Work-life in a start-up is not comparable to the one that I experienced before. There are many significant differences which aren’t obvious from an outside perspective.
Change of Scenery
When I dove into the start-up life four months ago, I didn’t know what to expect. I quickly learned the drastic differences between the “classic” work-life and the dynamic start-up work-life.
Before, I volunteered at a social institution where I started my voluntary social year. After several months of repetitive work and a tense work environment, I decided to start an internship at Neohelden. I can proudly say that I don’t regret this decision in any way.
My tasks during the voluntary social year weren’t very challenging and consisted mostly of cleaning and handing out flyers. These tasks didn’t help me develop and improve my skills. I started the voluntary social year after the abitur with a high thirst for knowledge but felt like my knowledge was decreasing rather than increasing.
As soon as I realised this, I knew that I couldn’t go on like that. The tense work environment strengthened my resolve for this decision even more.
I ended my employment relationship and two weeks later, I signed my new contract with Neohelden.
My Learnings From the Start-up Life
#1 Bosses? Nope, More Like: Friends and Colleagues
At Neohelden – or rather most start-ups – you won’t find the clearly defined hierarchical structure known from big companies. Here, everyone has the same position, more or less. Even the bosses are just marginally higher-ranking. Generally, start-up bosses are more relaxed and down to earth, which is why employees at Neohelden never need to be nervous or scared when they have a one on one meeting with one of the founders. The Neohelden have a friendly and close relationship with their colleagues. They can rely on their “bosses” always being interested in supporting and bringing out the best in everyone. I, for example, am tasked with organising our “Zukunftstüftler” event together with my colleague Cathrin and have a lot of responsibilities that go along with that.
#2 Travelling is a Big Part of Work and it’s Fun
It’s very normal to have to go to conferences and even go abroad for a start-up. Many events support start-ups with networking or presenting their ideas. In the four months that I’ve worked for Neohelden, we’ve been to big conferences in Amsterdam, the USA and Wien. Despite having no previous experience with conferences, I was allowed to attend the TNW in Amsterdam to gain some experience and I had a blast doing so.
#3 Contact to Strangers is Normal
One should be open and outgoing when working at a start-up. You will meet new people and introduce yourself to businesses daily. That’s the way you get new customers and make people more aware of your start-up. At the start, being open with strangers was quite hard for me, but the more I had to do it the easier it got. Sometimes you just have to face your fears ;-).
#4 Networking is Important
A big network makes for many opportunities. “Vitamine B” is useful in your private life as well as your work life. In the ecosystem of start-ups, it’s normal for one start-up to support another where they can. They are happy to see other founders succeed and can count on the support of other start-ups. Help ranges from arranging contacts to acquiring projects
#5 Speak Your Mind!
In a very positive light, I noticed that we always directly say what we like and what we don’t.

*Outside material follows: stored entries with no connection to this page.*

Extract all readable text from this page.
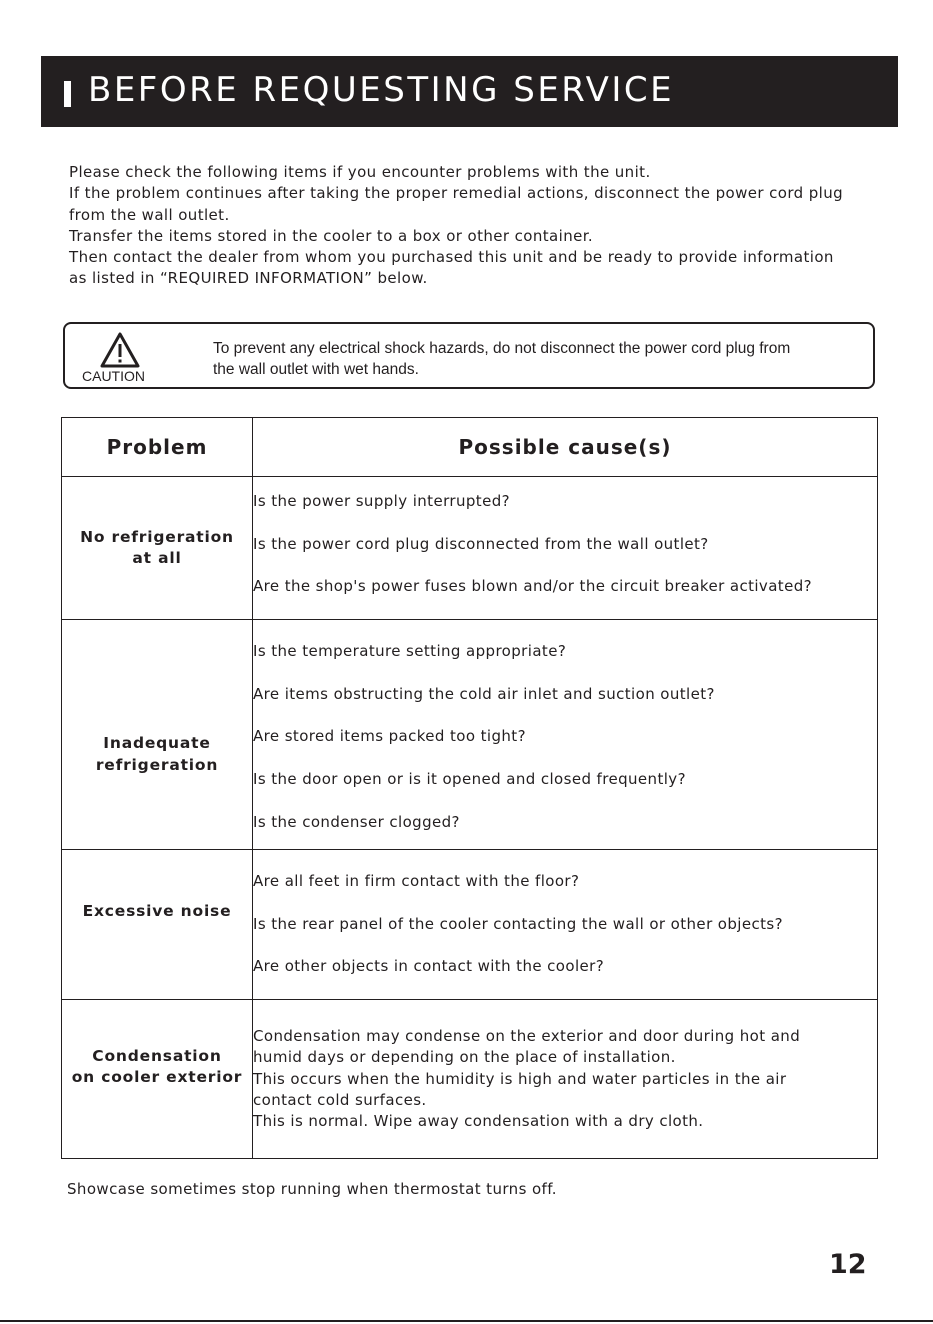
BEFORE REQUESTING SERVICE

Please check the following items if you encounter problems with the unit.

If the problem continues after taking the proper remedial actions, disconnect the power cord plug

from the wall outlet.

Transfer the items stored in the cooler to a box or other container.

Then contact the dealer from whom you purchased this unit and be ready to provide information

as listed in “REQUIRED INFORMATION” below.

CAUTION

To prevent any electrical shock hazards, do not disconnect the power cord plug from

the wall outlet with wet hands.

Problem	Possible cause(s)

No refrigeration
at all	Is the power supply interrupted?
Is the power cord plug disconnected from the wall outlet?
Are the shop's power fuses blown and/or the circuit breaker activated?

Inadequate
refrigeration	Is the temperature setting appropriate?
Are items obstructing the cold air inlet and suction outlet?
Are stored items packed too tight?
Is the door open or is it opened and closed frequently?
Is the condenser clogged?

Excessive noise	Are all feet in firm contact with the floor?
Is the rear panel of the cooler contacting the wall or other objects?
Are other objects in contact with the cooler?

Condensation
on cooler exterior	Condensation may condense on the exterior and door during hot and
humid days or depending on the place of installation.
This occurs when the humidity is high and water particles in the air
contact cold surfaces.
This is normal. Wipe away condensation with a dry cloth.
Showcase sometimes stop running when thermostat turns off.
12
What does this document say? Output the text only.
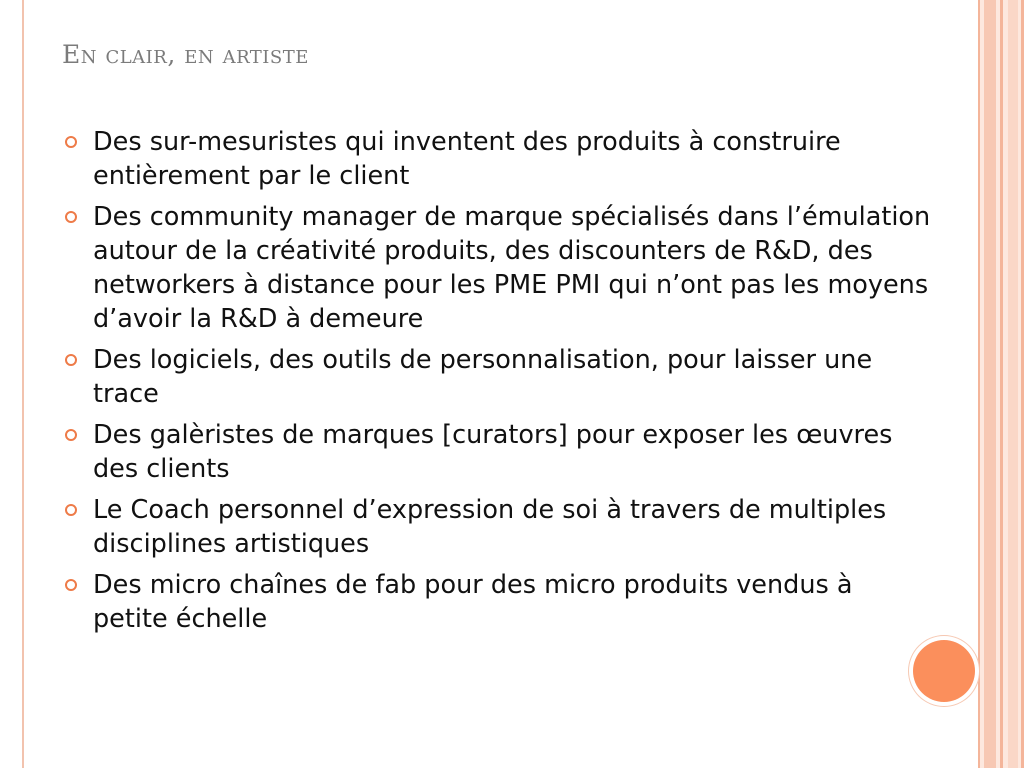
En clair, en artiste
Des sur-mesuristes qui inventent des produits à construire entièrement par le client
Des community manager de marque spécialisés dans l’émulation autour de la créativité produits, des discounters de R&D, des networkers à distance pour les PME PMI qui n’ont pas les moyens d’avoir la R&D à demeure
Des logiciels, des outils de personnalisation, pour laisser une trace
Des galèristes de marques [curators] pour exposer les œuvres des clients
Le Coach personnel d’expression de soi à travers de multiples disciplines artistiques
Des micro chaînes de fab pour des micro produits vendus à petite échelle
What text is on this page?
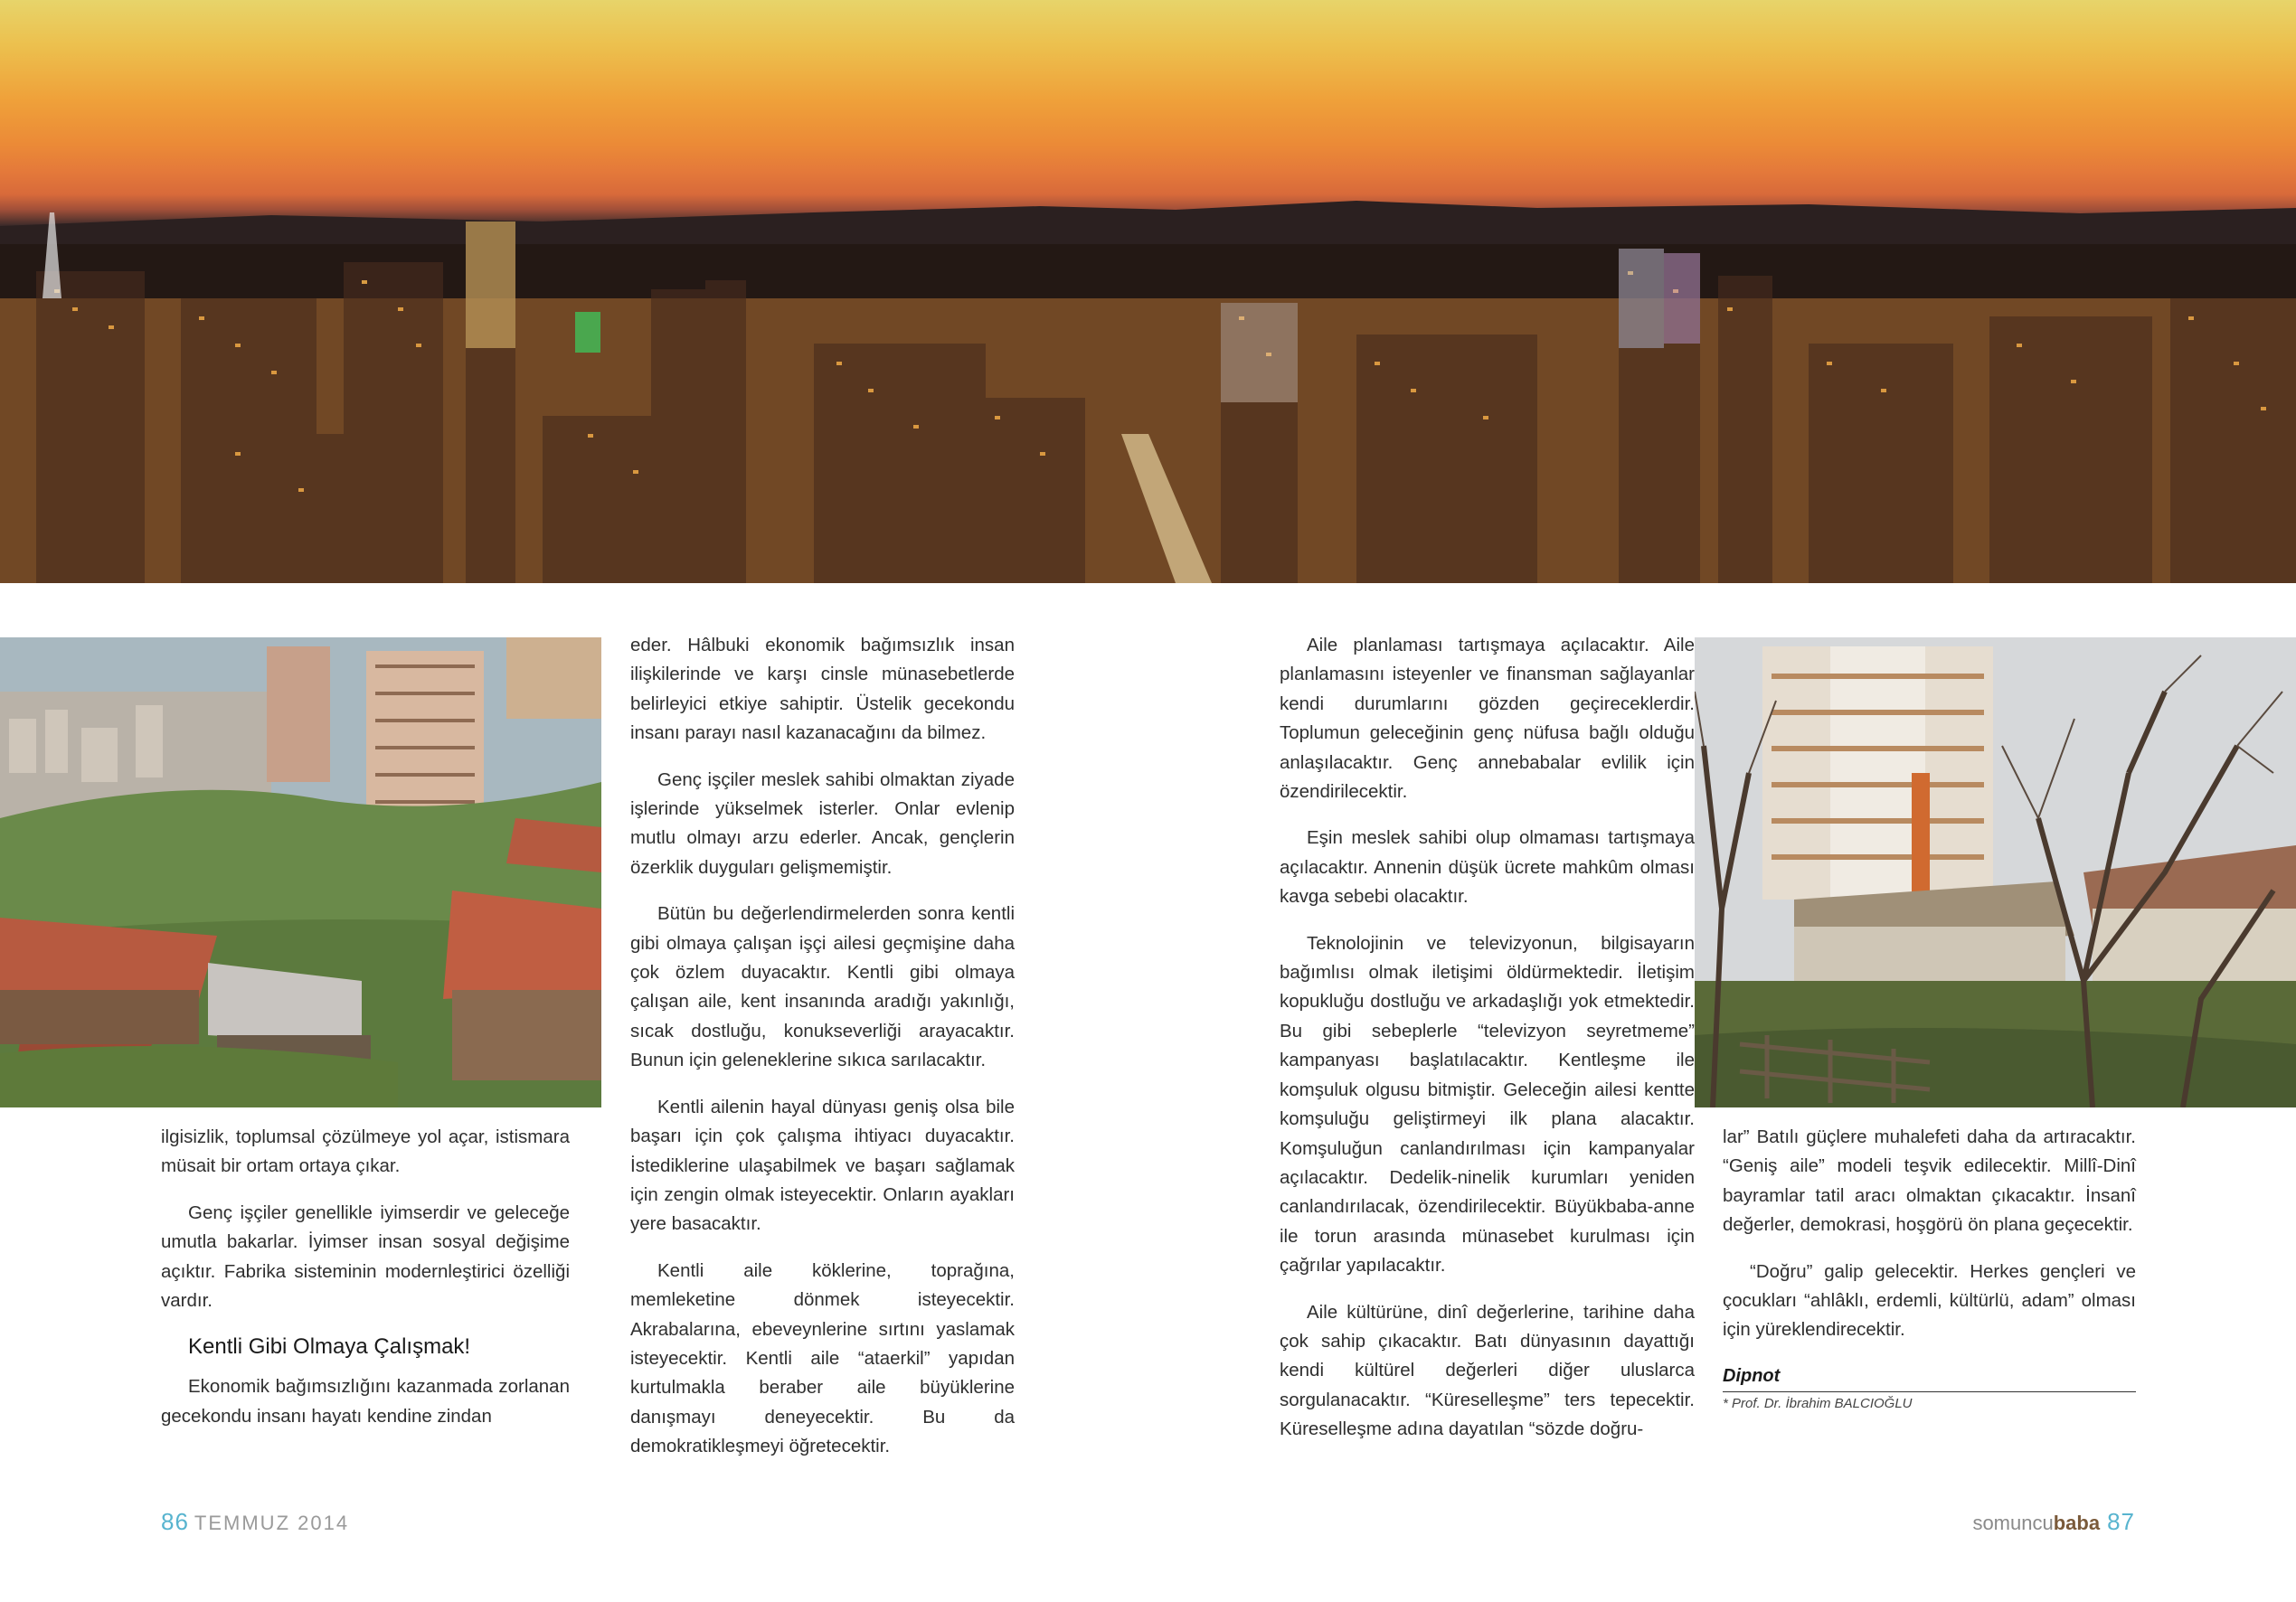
ilgisizlik, toplumsal çözülmeye yol açar, istismara müsait bir ortam ortaya çıkar.

Genç işçiler genellikle iyimserdir ve geleceğe umutla bakarlar. İyimser insan sosyal değişime açıktır. Fabrika sisteminin modernleştirici özelliği vardır.

Kentli Gibi Olmaya Çalışmak!

Ekonomik bağımsızlığını kazanmada zorlanan gecekondu insanı hayatı kendine zindan

eder. Hâlbuki ekonomik bağımsızlık insan ilişkilerinde ve karşı cinsle münasebetlerde belirleyici etkiye sahiptir. Üstelik gecekondu insanı parayı nasıl kazanacağını da bilmez.

Genç işçiler meslek sahibi olmaktan ziyade işlerinde yükselmek isterler. Onlar evlenip mutlu olmayı arzu ederler. Ancak, gençlerin özerklik duyguları gelişmemiştir.

Bütün bu değerlendirmelerden sonra kentli gibi olmaya çalışan işçi ailesi geçmişine daha çok özlem duyacaktır. Kentli gibi olmaya çalışan aile, kent insanında aradığı yakınlığı, sıcak dostluğu, konukseverliği arayacaktır. Bunun için geleneklerine sıkıca sarılacaktır.

Kentli ailenin hayal dünyası geniş olsa bile başarı için çok çalışma ihtiyacı duyacaktır. İstediklerine ulaşabilmek ve başarı sağlamak için zengin olmak isteyecektir. Onların ayakları yere basacaktır.

Kentli aile köklerine, toprağına, memleketine dönmek isteyecektir. Akrabalarına, ebeveynlerine sırtını yaslamak isteyecektir. Kentli aile “ataerkil” yapıdan kurtulmakla beraber aile büyüklerine danışmayı deneyecektir. Bu da demokratikleşmeyi öğretecektir.

Aile planlaması tartışmaya açılacaktır. Aile planlamasını isteyenler ve finansman sağlayanlar kendi durumlarını gözden geçireceklerdir. Toplumun geleceğinin genç nüfusa bağlı olduğu anlaşılacaktır. Genç annebabalar evlilik için özendirilecektir.

Eşin meslek sahibi olup olmaması tartışmaya açılacaktır. Annenin düşük ücrete mahkûm olması kavga sebebi olacaktır.

Teknolojinin ve televizyonun, bilgisayarın bağımlısı olmak iletişimi öldürmektedir. İletişim kopukluğu dostluğu ve arkadaşlığı yok etmektedir. Bu gibi sebeplerle “televizyon seyretmeme” kampanyası başlatılacaktır. Kentleşme ile komşuluk olgusu bitmiştir. Geleceğin ailesi kentte komşuluğu geliştirmeyi ilk plana alacaktır. Komşuluğun canlandırılması için kampanyalar açılacaktır. Dedelik-ninelik kurumları yeniden canlandırılacak, özendirilecektir. Büyükbaba-anne ile torun arasında münasebet kurulması için çağrılar yapılacaktır.

Aile kültürüne, dinî değerlerine, tarihine daha çok sahip çıkacaktır. Batı dünyasının dayattığı kendi kültürel değerleri diğer uluslarca sorgulanacaktır. “Küreselleşme” ters tepecektir. Küreselleşme adına dayatılan “sözde doğru-

lar” Batılı güçlere muhalefeti daha da artıracaktır. “Geniş aile” modeli teşvik edilecektir. Millî-Dinî bayramlar tatil aracı olmaktan çıkacaktır. İnsanî değerler, demokrasi, hoşgörü ön plana geçecektir.

“Doğru” galip gelecektir. Herkes gençleri ve çocukları “ahlâklı, erdemli, kültürlü, adam” olması için yüreklendirecektir.

Dipnot
* Prof. Dr. İbrahim BALCIOĞLU
86 TEMMUZ 2014	somuncubaba 87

Criticism is always delivered directly, even if that could offend others. We are honest to each other in all topics and that is, to me, a lesson for life: Never keep discontent to yourself. You should always have the courage to speak your mind.
#6 Solidarity is Key
Our founder Kiryo says once in a while: “Starting a startup is sometimes more difficult than educating a child. Especially when dealing with young, innovative people.” 😉
In a start-up, it’s essential to be able to rely on each other. Mistrust and permanent check-ups are uncalled for. A start-up can only work when the team is harmonic and everyone is aware of their responsibilities. You also need to be sure that the team always comes back to a common ground after an argument. An argument should never be the reason a start-up failed.
Months Full of Experiences
My time at Neohelden is filled with exciting, interesting and special experiences. I can’t recommend the start-up life enough, because it put a whole new perspective on how much fun one can have in their work-life and with their colleagues. Working in a start-up means taking on responsibilities. Employees are trained and no one is expendable. In conclusion, I can only say that I have tons of fun working at Neohelden and that I don’t regret my decision to work there for a few months a single bit.